There's a Big Difference Between Reality and Perception
Napoleon Bonaparte is quoted to have said there is only one step from the sublime to the ridiculous. In a lesser but similar way, I have frequently encountered people who did not realize the moment they would have made abnormal profits on the stock exchange. Worse of all, they later made wrong decisions which ensured they made abnormal losses. Let me explain.
To the financially literate, what I am about to say appears so obvious that it may seem unnecessary and a waste of time and space. Yet millions of people worldwide, through their actions, continue to prove their ignorance and consequently suffer financially when they trade in stocks and stock derivatives.
REALITY FACT 1: You make money on the stock exchange when you sell for more than you bought.
REALITY FACT 2: You make money on the stock exchange when you buy for less than you sold for.
Below are 2 examples of mistaken perception.
MISTAKEN PERCEPTION 1:
Investor buys 1,000 shares at $20 each for a total of $20,000. One year later, the stock price is $45. Mistaken investor calls his friend for a cook-out to celebrate $25,000 he has made on the stock exchange (1,000 shares @ 45 = 45,000 less $20,000 = $25,000).
Two years since the mistaken investor bought the shares, he realizes the share price has dropped to $15. He becomes angry and tells himself he has lost $30,000 ($45,000 less $15,000). In a fit of anger he calls his broker and sells the shares at $15 each for a total of $15,000.
REALITY CHECK 1: The mistaken investor never at any time made $25,000. The only way he could have made the $25,000 was by SELLING the shares at $45 - which he did not do.

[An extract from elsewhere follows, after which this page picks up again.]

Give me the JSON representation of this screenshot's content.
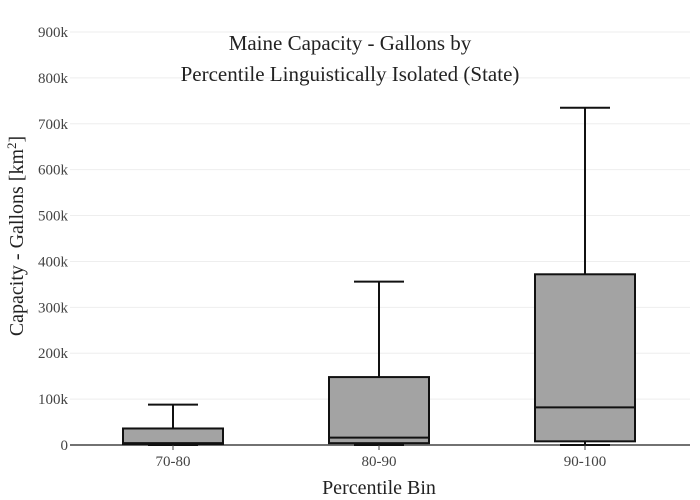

Therefore, there was no reason for a celebration cook out.
REALITY CHECK 2: The mistaken investor made a loss of $5,000, not $30,000. ($15,000 less $20,000= $5,000 loss) Therefore his anger was unnecessarily 6 times worse.
REALITY CHECK 3: If he had not sold the shares at $15 each and instead held on to them, he would NOT HAVE MADE A LOSS. Profits and losses are only made when shares are bought and sold.
How Would You Protect Yourself With This Knowledge?
If you understand that money is made or lost when and only when a real transaction takes place, you can protect yourself from Madoff-Stanford like financial scams.
When you get a statement from your Madoff-Stanford afiliated broker with unusually high returns, it is very tempting to say, "let all the money stay there so that I can continue to receive long account statements with big figures". Today you know better. You will constantly sell off the shares that reflect the significant increase in value and keep the profits in real money - in your hands.
Therefore, for as long as the scam exists you will continuously profit and hopefully re-coup your initial investment. When the scam begins to fall apart, you will be among the first to know because you will start to receive long explanations instead of real hard cash in your hands.
At this juncture you need to do two things immediately. Request in writing an immediate withdrawal of 100% of your funds from all your investment accounts. If you do not get 100% of your funds, contact law enforcement agencies for direction on the next steps.